Una questione che lascia certamente aperto più di un dubbio. «A voler provocare, probabilmente, si potrebbe dire che sono anche troppi soldi. In passato spesso si diceva che determinate manovre costavano troppo, adesso il problema non è più il costo, ma le idee. Conta avere un progetto: ancora oggi molti capoluoghi regionali non sanno come aiutare i disoccupati. Per questo serve spendere soldi per migliorare il sistema, ma soprattutto serve farlo bene», evidenzia Garnero.
Conta avere un progetto: ancora oggi molti capoluoghi regionali non sanno come aiutare i disoccupati. Per questo serve spendere soldi per migliorare il sistema, ma soprattutto serve farlo bene
Cosa andrebbe migliorato
I servizi oggi sono estremamente differenti da Nord a Sud, ma anche tra le diverse province nella stessa Regione. «Sarebbe necessario uniformare il sistema e rendere i centri per l’impiego simili agli sportelli di una banca o di una filiale, con gli stessi servizi da Milano a Cosenza e giusto qualche differenza territoriale», sottolinea Garnero.
Ciò che serve oggi al mondo del lavoro è piuttosto chiaro. «È importante fare rete tra i diversi attori. Innanzitutto, serve capire cosa chiede il mercato: per questo vanno rilevati i bisogni delle imprese e magari alle volte anche anticipati. Se c’è bisogno di lavoratori stagionali in estate, ridursi a cercarli a giugno non le aiuta di certo», evidenzia l’economista. E «va ricordato come non ci siano più soltanto i centri per l’impiego: svolgono questo lavoro anche le università, le agenzie interprofessionali e moltissime agenzie private, con lo stesso compito di intermediare tra imprese e lavoratori».
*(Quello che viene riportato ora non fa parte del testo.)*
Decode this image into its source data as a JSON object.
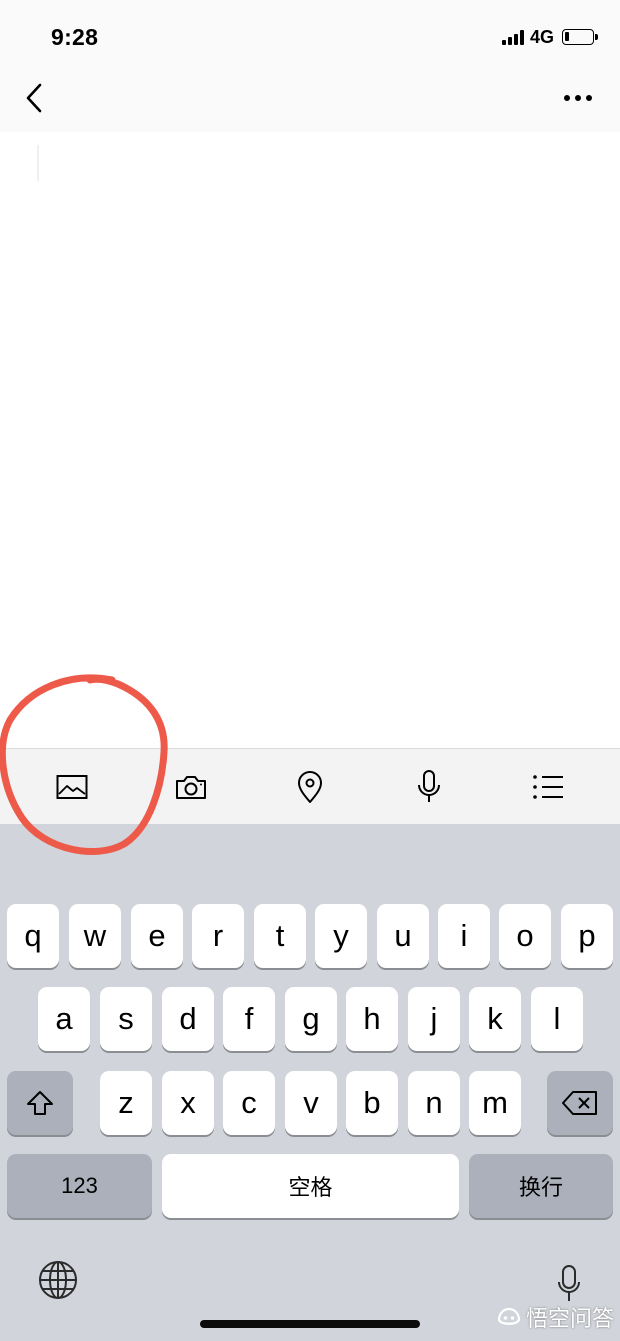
{
  "status_bar": {
    "time": "9:28",
    "network": "4G",
    "battery_level": 0.15
  },
  "nav_bar": {
    "back_icon": "chevron-left-icon",
    "more_icon": "ellipsis-icon"
  },
  "toolbar": {
    "items": [
      {
        "name": "image",
        "icon": "image-icon"
      },
      {
        "name": "camera",
        "icon": "camera-icon"
      },
      {
        "name": "location",
        "icon": "location-pin-icon"
      },
      {
        "name": "voice",
        "icon": "microphone-icon"
      },
      {
        "name": "list",
        "icon": "list-icon"
      }
    ]
  },
  "keyboard": {
    "row1": [
      "q",
      "w",
      "e",
      "r",
      "t",
      "y",
      "u",
      "i",
      "o",
      "p"
    ],
    "row2": [
      "a",
      "s",
      "d",
      "f",
      "g",
      "h",
      "j",
      "k",
      "l"
    ],
    "row3": [
      "z",
      "x",
      "c",
      "v",
      "b",
      "n",
      "m"
    ],
    "numbers_label": "123",
    "space_label": "空格",
    "return_label": "换行",
    "shift_icon": "shift-icon",
    "delete_icon": "backspace-icon",
    "globe_icon": "globe-icon",
    "dictation_icon": "microphone-icon"
  },
  "watermark": {
    "text": "悟空问答"
  },
  "colors": {
    "keyboard_bg": "#d1d4da",
    "key_bg": "#ffffff",
    "func_key_bg": "#abb0ba",
    "annotation": "#ee5a4a",
    "toolbar_bg": "#f3f3f3"
  }
}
Per questo la ricetta è chiara: «Serve creare una sorta di partenariato tra pubblico e privato. È importante però stimolare anche l’utilizzo dell’intermediazione. Se oggi le imprese non utilizzano i centri per l’impiego un motivo ci sarà, per questo va reso per loro conveniente utilizzarli, magari con qualche forma di incentivo».